One scientist said, “For comparing functional genes, the 98.8% figure is still extremely useful” (Salzberg).
Reality: That number includes all the noise—insertions, repeats, and messy parts. When it comes to the useful, working genes? We’re still almost twins.
But What About the Differences?
Sure, there are differences. That last one or two percent includes cool things like:
- Better language in humans
- Different brain shapes
- Less hair (usually)
- The ability to invent and use tools in more complex ways
Those are important and fascinating, but they don’t change the fact that most of our body-building instructions match almost perfectly.
The Final Scoop
So are you a chimpanzee in a hoodie? Not exactly.
But your DNA and a chimp’s DNA are so similar that it’s like you’re reading the same instruction book with just a few changes on the last page.

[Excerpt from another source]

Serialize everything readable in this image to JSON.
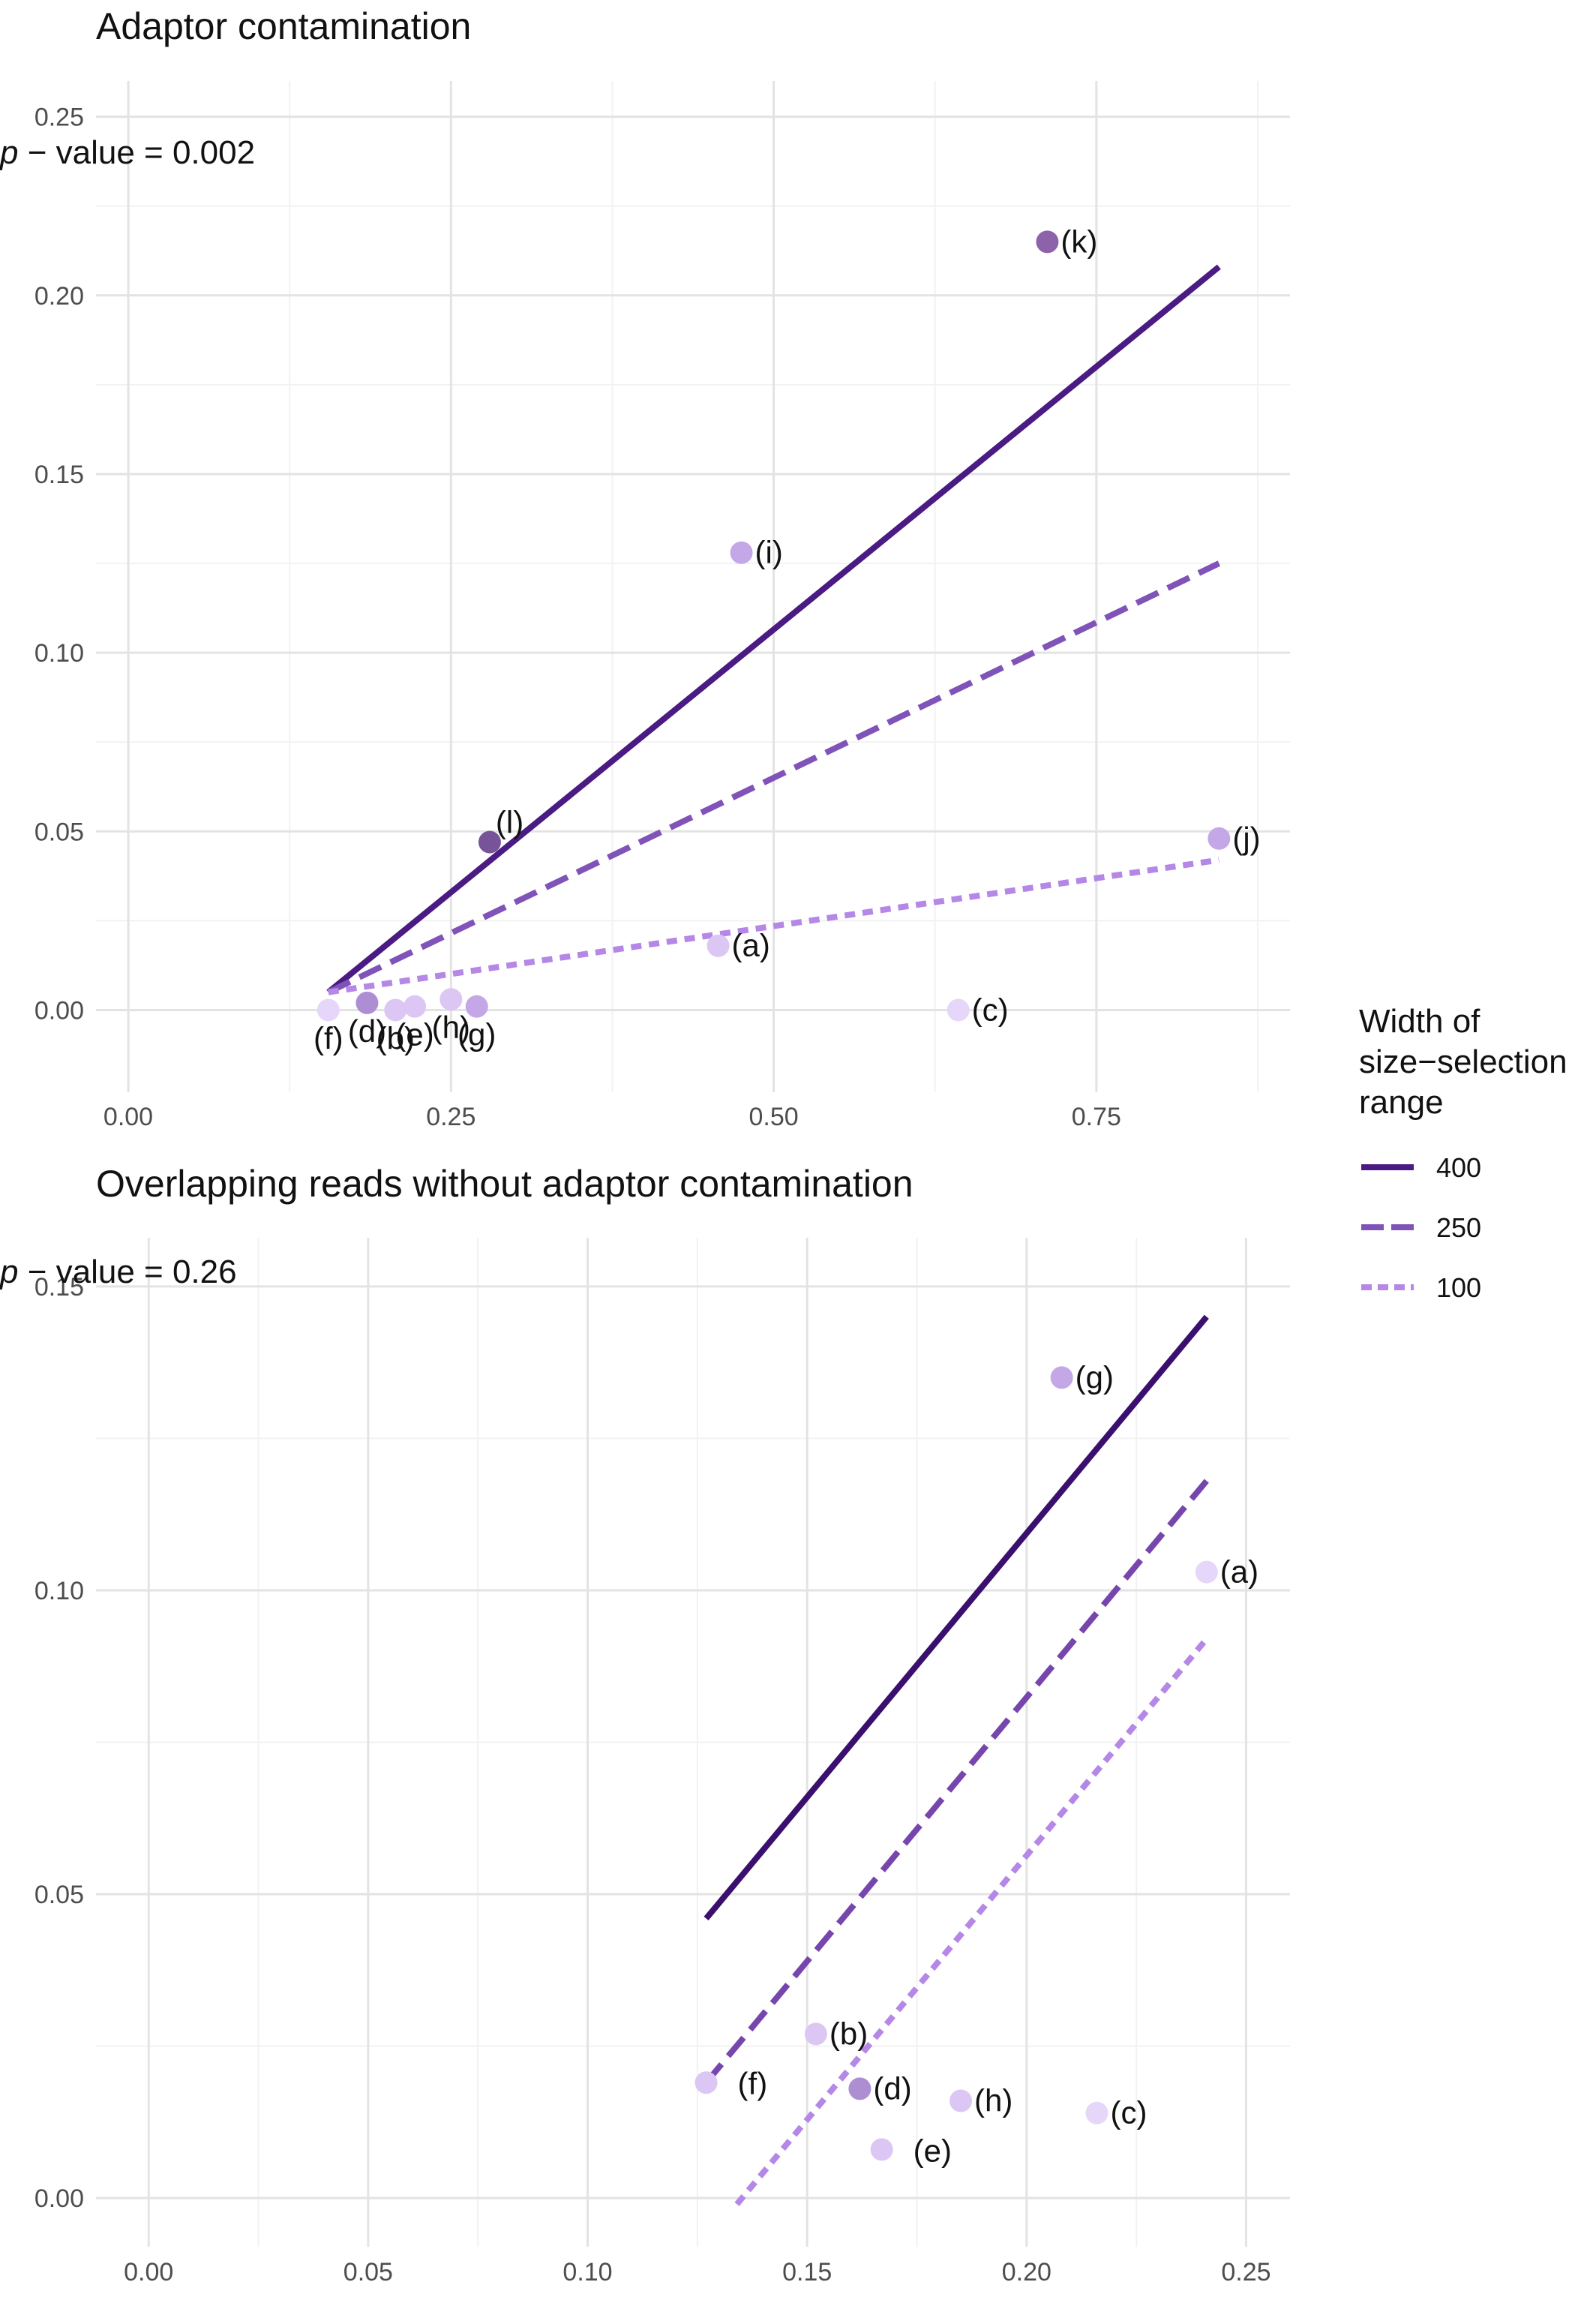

That doesn’t make you less special. It just means we’re all part of one big family tree—and you have some very interesting cousins.

Works Cited
Carroll, Sean B. Endless Forms Most Beautiful: The New Science of Evo Devo. W. W. Norton & Company, 2005.
Chimpanzee Sequencing and Analysis Consortium. "Initial Sequence of the Chimpanzee Genome and Comparison with the Human Genome." Nature, vol. 437, 2005, pp. 69–87. doi:10.1038/nature04072.
Collins, Francis S. The Language of God: A Scientist Presents Evidence for Belief. Free Press, 2006.
Dawkins, Richard. The Greatest Show on Earth: The Evidence for Evolution. Free Press, 2009.
Pollard, Katherine S. “What Makes Us Human?” Scientific American, vol. 319, no. 1, July 2018, pp. 44–49.
Salzberg, Steven L. “Genome Reannotation: A Welcome Change.” Genome Biology, vol. 8, no. 1, 2007, doi:10.1186/gb-2007-8-1-102.
Varki, Ajit, and Tasha Altheide. “Comparing the Human and Chimpanzee Genomes: Searching for Needles in a Haystack.” Genome Research, vol. 15, no. 12, 2005, pp. 1746–1758. doi:10.1101/gr.3737405.